Sears Headquarters Could Leave Illinois, Or It Could Be Fishing For Tax Break

Is Sears Looking To Move, Or Looking For A Tax Break?

When Illinois Governor Pat Quinn pushed a personal and corporate income tax increase through the state legislature last winter, he did so at the cost of political capital and personal popularity. It was worth it, he argued, to nudge the state away from the brink of fiscal insolvency.

One result he probably didn't bank on: being held hostage by some of the state's largest corporations.

Sears Holdings, the fifth-largest company headquartered in Illinois, is whispering that it may move its corporate HQ out of state, taking with it its significant employment capacity, because of the state's newly hiked tax rates.

That makes four of the state's 31 Fortune 500 companies to play this game of chicken with the state of Illinois in recent months. Each time, Governor Quinn has swerved.

Most notable among the deals brokered by Quinn is the recent one with Motorola Mobility. The company publicly stated that it was considering packing up and moving its operations to California. Quinn was quick to rush in with a very generous deal for the company: $110 million in taxpayer dollars, not for any innovation or expansion, but simply to stay put.

And as the Chicago Tribune reported this weekend, the company isn't even obligated to maintain its workforce. Of its around 3,200 Illinois employees, it only needs to keep 2,500 to receive the tax credit, meaning it could initiate significant layoffs and still get a handout.

Then there was Caterpillar. CEO Doug Oberhelman leaked a letter to the press stating that he felt the climate in Illinois wasn't business-friendly, and that other states had been recruiting his company to move. Again, Quinn plunged in, and within days the two were holding a back-slapping press conference, with the governor promising more infrastructure investment to improve CAT's business.

Even before the tax hike, the state gave a $64.7 million break to Navistar for the generous act of not going anywhere. U.S. Cellular and Continental Tire have won similar, if smaller, handouts.

Sears, meanwhile, is no stranger to sweet tax deals. Twenty years ago, the public helped finance its move from the Sears Tower in downtown Chicago to a new suburban development. As the Chicago News Cooperative reports, that hasn't exactly turned into a boom town:

The state laid out $60 million in tax breaks so Sears would remain in the Chicago area after abandoning its namesake building downtown.
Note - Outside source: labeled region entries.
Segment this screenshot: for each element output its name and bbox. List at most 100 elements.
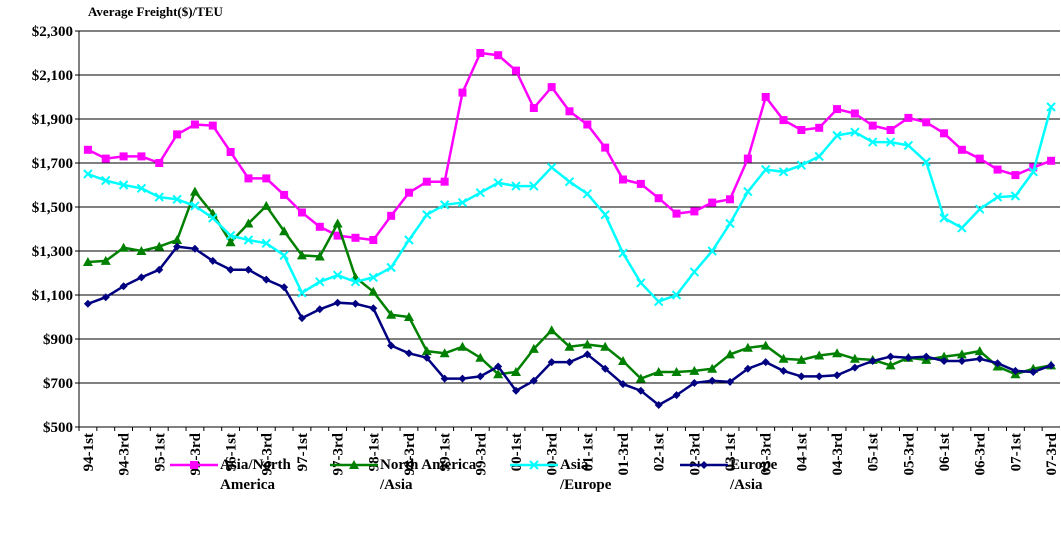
point-marker bbox=[904, 113, 913, 122]
point-marker bbox=[296, 250, 307, 260]
point-marker bbox=[351, 233, 360, 242]
point-marker bbox=[1011, 366, 1020, 375]
point-marker bbox=[101, 175, 111, 186]
point-marker bbox=[726, 195, 735, 204]
point-marker bbox=[992, 192, 1003, 202]
point-marker bbox=[636, 386, 645, 395]
point-marker bbox=[547, 83, 556, 92]
point-marker bbox=[243, 235, 254, 245]
point-marker bbox=[422, 353, 431, 362]
point-marker bbox=[440, 374, 449, 383]
point-marker bbox=[190, 201, 200, 211]
point-marker bbox=[494, 51, 503, 60]
point-marker bbox=[564, 341, 575, 351]
point-marker bbox=[136, 246, 147, 255]
point-marker bbox=[975, 154, 984, 163]
y-tick-label: $900 bbox=[43, 332, 73, 348]
point-marker bbox=[797, 372, 806, 381]
point-marker bbox=[725, 349, 736, 359]
point-marker bbox=[279, 226, 290, 236]
point-marker bbox=[493, 369, 504, 379]
point-marker bbox=[244, 265, 253, 274]
x-tick-label: 07-1st bbox=[1008, 433, 1024, 471]
point-marker bbox=[779, 116, 788, 125]
point-marker bbox=[350, 277, 361, 287]
y-tick-label: $1,900 bbox=[32, 112, 73, 128]
point-marker bbox=[1047, 156, 1056, 165]
point-marker bbox=[850, 363, 859, 372]
point-marker bbox=[118, 242, 129, 252]
x-tick-label: 94-3rd bbox=[117, 432, 133, 475]
point-marker bbox=[403, 312, 414, 321]
point-marker bbox=[243, 218, 254, 228]
point-marker bbox=[332, 270, 343, 280]
legend-label: North America /Asia bbox=[380, 457, 477, 493]
point-marker bbox=[868, 357, 877, 365]
point-marker bbox=[742, 342, 753, 352]
point-marker bbox=[458, 88, 467, 97]
point-marker bbox=[369, 236, 378, 244]
point-marker bbox=[815, 372, 824, 381]
x-tick-label: 97-1st bbox=[295, 433, 311, 471]
point-marker bbox=[619, 380, 628, 389]
point-marker bbox=[760, 164, 771, 175]
point-marker bbox=[440, 177, 449, 186]
point-marker bbox=[314, 251, 325, 261]
point-marker bbox=[83, 169, 93, 179]
point-marker bbox=[529, 376, 538, 385]
point-marker bbox=[671, 367, 682, 376]
point-marker bbox=[172, 194, 182, 205]
point-marker bbox=[511, 181, 521, 191]
x-tick-label: 96-1st bbox=[224, 433, 240, 471]
point-marker bbox=[600, 209, 610, 220]
point-marker bbox=[833, 371, 842, 380]
point-marker bbox=[975, 204, 985, 214]
x-tick-label: 04-1st bbox=[794, 433, 810, 471]
point-marker bbox=[333, 231, 342, 240]
point-marker bbox=[796, 354, 807, 364]
point-marker bbox=[511, 66, 520, 75]
point-marker bbox=[226, 148, 235, 156]
point-marker bbox=[886, 352, 895, 361]
y-tick-label: $500 bbox=[43, 420, 73, 436]
x-tick-label: 00-3rd bbox=[545, 432, 561, 475]
point-marker bbox=[671, 290, 682, 300]
point-marker bbox=[494, 362, 503, 371]
point-marker bbox=[796, 160, 807, 170]
point-marker bbox=[421, 346, 432, 356]
point-marker bbox=[476, 372, 485, 381]
point-marker bbox=[510, 367, 521, 376]
point-marker bbox=[814, 350, 825, 360]
point-marker bbox=[868, 137, 878, 147]
point-marker bbox=[511, 386, 520, 395]
point-marker bbox=[939, 351, 950, 361]
point-marker bbox=[672, 209, 681, 218]
point-marker bbox=[778, 353, 789, 363]
point-marker bbox=[155, 265, 164, 274]
point-marker bbox=[172, 235, 183, 244]
point-marker bbox=[101, 293, 110, 302]
point-marker bbox=[690, 207, 699, 216]
point-marker bbox=[601, 143, 610, 152]
point-marker bbox=[154, 241, 165, 251]
point-marker bbox=[83, 145, 92, 154]
point-marker bbox=[940, 129, 949, 138]
point-marker bbox=[173, 130, 182, 139]
point-marker bbox=[315, 222, 324, 231]
point-marker bbox=[726, 377, 735, 386]
point-marker bbox=[1010, 191, 1021, 201]
y-tick-label: $1,700 bbox=[32, 156, 73, 172]
point-marker bbox=[618, 248, 628, 258]
point-marker bbox=[297, 314, 306, 323]
point-marker bbox=[315, 277, 325, 287]
point-marker bbox=[885, 360, 896, 370]
point-marker bbox=[850, 127, 860, 137]
point-marker bbox=[1046, 102, 1056, 112]
point-marker bbox=[529, 181, 539, 191]
point-marker bbox=[886, 126, 895, 134]
x-tick-label: 05-3rd bbox=[901, 432, 917, 475]
x-tick-label: 97-3rd bbox=[331, 432, 347, 475]
point-marker bbox=[743, 364, 752, 373]
point-marker bbox=[369, 304, 378, 313]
Sears has been mired in mediocrity ever since, its sales and profits shrinking, and the Prairie Stone development has done worse than that.

Prairie Stone remains mostly prairie: a few office buildings, a bankrupt shopping center and an empty-seats arena that Hoffman Estates had to seize control of in a turnaround effort. There are wide-open spaces where offices, retail and other new properties were supposed to sprout. So much for the transformative power of a big tax giveaway.

There's also the question of just how serious these companies are in their threats of leaving. It's very expensive, after all, to pack up and go elsewhere, and many of the companies -- Caterpillar not least among them -- have strong ties to the communities where they're headquartered.

Still, it doesn't seem like that's a question Quinn has much interest in asking. "We're already talking to Sears" about tax incentives, Quinn said in audio posted on the Capitol Fax blog. "It's a negotiating, bargaining process."

Illinois, it seems, is bargaining from a position of considerable weakness.